Adolfo
Bioy Casares y Jorge Luis Borges construyeron una
amistad persistente a través de los años. En este pequeño relato que escribí
hace algún tiempo, las mujeres, el amor, la amistad y la literatura se unen en
homenaje al autor de El
sueño de los héroes.
Son las tres de la
mañana en una fría Buenos Aires, y tras los pliegues de las sábanas de una cama
cómoda, el escritor se despierta recordando los pormenores de una charla con su
amigo más entrañable ocurrida hace casi diez años. Procura no hacer ruido, para
mantener el sueño de una bella mujer de hermosas piernas, que por horas lo
había alejado de todas sus ocupaciones y ahora lo obligaba a una respiración
silenciosa y clandestina. La imagen de la conversación se le presentaba como la
proyección en una oscura sala de cine; con su amigo también escritor caminaban
tomados del brazo como si fueran viejos amantes, por un jardín de senderos
tortuosos como un laberinto. El compañero de paseo, mayor que él, en muchas
cuestiones era casi un hermano menor, necesitado de consejos y contención para
los problemas mundanos, a los que no podía resolver con la precisión con la que
manejaba su prosa.
La película reflejada en su mente mostraba
los árboles de la plaza, los bancos, las hojas secas abandonadas al viento, el
frío luchando por penetrar las bufandas y los sobretodos. Rehuían en un acuerdo
tácito hablar de sus propias literaturas, sus trabajos actuales, sus obsesiones
del momento. A pesar de ello, cuando la gravedad o el interés lo permitían,
alguno rompía la regla. Esa tarde en el parque recordaba haberle contado un
cuento inconcluso que se resistía a abandonarlo. En forma clara y precisa, casi
como leyendo los ingredientes de una receta magistral, fue contando a su amigo
los elementos que integraban el relato. La sentencia, no esperada, fue lapidaria:
Excelente argumento, pero jamás podrás
encontrarle un buen final. La respuesta filosa, toda una decepción, lo
empujó a abandonar el tema y el cuento, al que creía verle alguna pretensión.

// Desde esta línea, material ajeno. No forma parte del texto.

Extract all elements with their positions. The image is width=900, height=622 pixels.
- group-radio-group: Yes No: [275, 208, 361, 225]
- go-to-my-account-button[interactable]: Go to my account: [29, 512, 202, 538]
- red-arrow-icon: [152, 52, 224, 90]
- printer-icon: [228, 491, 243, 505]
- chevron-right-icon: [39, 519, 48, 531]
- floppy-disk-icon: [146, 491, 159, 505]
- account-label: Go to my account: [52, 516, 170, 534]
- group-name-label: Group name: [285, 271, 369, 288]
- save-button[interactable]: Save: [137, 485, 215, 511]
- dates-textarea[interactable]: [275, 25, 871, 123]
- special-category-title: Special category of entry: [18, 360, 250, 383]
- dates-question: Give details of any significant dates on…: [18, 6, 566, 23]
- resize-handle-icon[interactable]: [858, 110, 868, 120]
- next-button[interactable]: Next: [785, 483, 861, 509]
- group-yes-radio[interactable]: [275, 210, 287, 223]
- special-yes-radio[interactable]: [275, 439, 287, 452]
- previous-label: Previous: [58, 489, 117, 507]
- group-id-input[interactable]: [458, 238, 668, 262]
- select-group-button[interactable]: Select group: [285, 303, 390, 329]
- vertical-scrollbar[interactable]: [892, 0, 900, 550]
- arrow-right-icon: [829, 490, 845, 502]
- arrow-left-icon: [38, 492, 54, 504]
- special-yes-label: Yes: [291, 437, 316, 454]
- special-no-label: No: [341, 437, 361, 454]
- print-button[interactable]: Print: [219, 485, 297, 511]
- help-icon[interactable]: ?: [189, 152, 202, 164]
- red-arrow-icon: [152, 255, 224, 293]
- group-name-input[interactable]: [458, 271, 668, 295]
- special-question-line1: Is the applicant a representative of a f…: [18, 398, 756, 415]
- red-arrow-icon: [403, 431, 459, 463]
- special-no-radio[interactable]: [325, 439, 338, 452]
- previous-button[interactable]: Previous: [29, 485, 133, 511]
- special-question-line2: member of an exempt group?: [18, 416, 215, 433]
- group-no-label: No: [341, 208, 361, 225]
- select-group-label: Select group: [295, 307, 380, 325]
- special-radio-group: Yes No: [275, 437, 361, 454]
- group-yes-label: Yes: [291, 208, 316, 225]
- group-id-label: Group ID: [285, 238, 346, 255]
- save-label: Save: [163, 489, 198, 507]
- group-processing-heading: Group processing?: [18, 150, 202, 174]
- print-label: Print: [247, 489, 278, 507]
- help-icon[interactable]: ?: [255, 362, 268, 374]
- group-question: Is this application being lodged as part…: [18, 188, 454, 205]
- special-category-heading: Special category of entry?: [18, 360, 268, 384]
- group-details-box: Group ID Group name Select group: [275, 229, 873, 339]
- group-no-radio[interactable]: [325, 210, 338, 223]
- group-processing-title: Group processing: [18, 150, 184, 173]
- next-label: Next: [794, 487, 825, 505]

De vuelta en la cama, junto a la bella
mujer de hermosas piernas, se dio cuenta que el sueño revelador después de la
noche de amor clandestina, le había abierto las puertas de la solución a esa frustración
literaria persistente. Se levantó en puntas de pie, prendió la lámpara junto al
escritorio que siempre le reservaba un cuaderno y una lapicera fuente, y uno a
uno, como en una sucesión de carambolas, fue resolviendo todos los problemas
del relato inconcluso. Sintió la poco común satisfacción entre sus colegas compatriotas
de ser feliz siendo escritor, una felicidad que no se reducía a ese humor
siempre latente en sus relatos, sino en una alegría lisa y llana por conocer la
magia de saber contar.
Cuando concluyó la anotación de las ideas
salvadoras de su cuento, sintió el impulso de compartirlo con Silvina, pero no
estaba allí para escucharlo leer. Necesitaba tanto su compañía como eliminar
rápidamente la pequeña culpa que lo envolvió por un instante, esa culpa que
siempre sucumbía ante el gusto por el amor clandestino, con la ventaja que
siempre supone que le perdonen siempre todo. ¿Qué había logrado el pequeño
milagro de encontrar la forma y el final de un cuento memorable? ¿Acaso eran
las vitaminas recetadas que lo habían acelerado un poco? ¿A lo mejor era ese
amor suave y momentáneo que lo había distraído en las últimas horas? Sabía que
reescribiría algunas líneas, que continuaría con la enfermiza tarea de la
corrección perpetua hasta el momento incierto de la publicación, pero había
logrado atar todos los cabos de la trama, tenía a los personajes justos, el
escenario ideal y no pudo resistirse a la tentación de garabatear un título. A
pesar de hacer de la humildad un culto personal, El perjurio de la nieve le pareció pretencioso y brillante y se
propuso no cambiarlo por ninguna circunstancia.
La bella mujer de hermosas piernas, ahora
despierta y otra vez luminosa para sus sentidos, lo llamaba y lo invitaba a
devolverse a los pliegues de las sábanas de una cama cómoda. Sopló sobre la
tinta todavía húmeda del título y cerró el cuaderno. Otra vez volvía a
olvidarse de Silvina y de sus cuentos.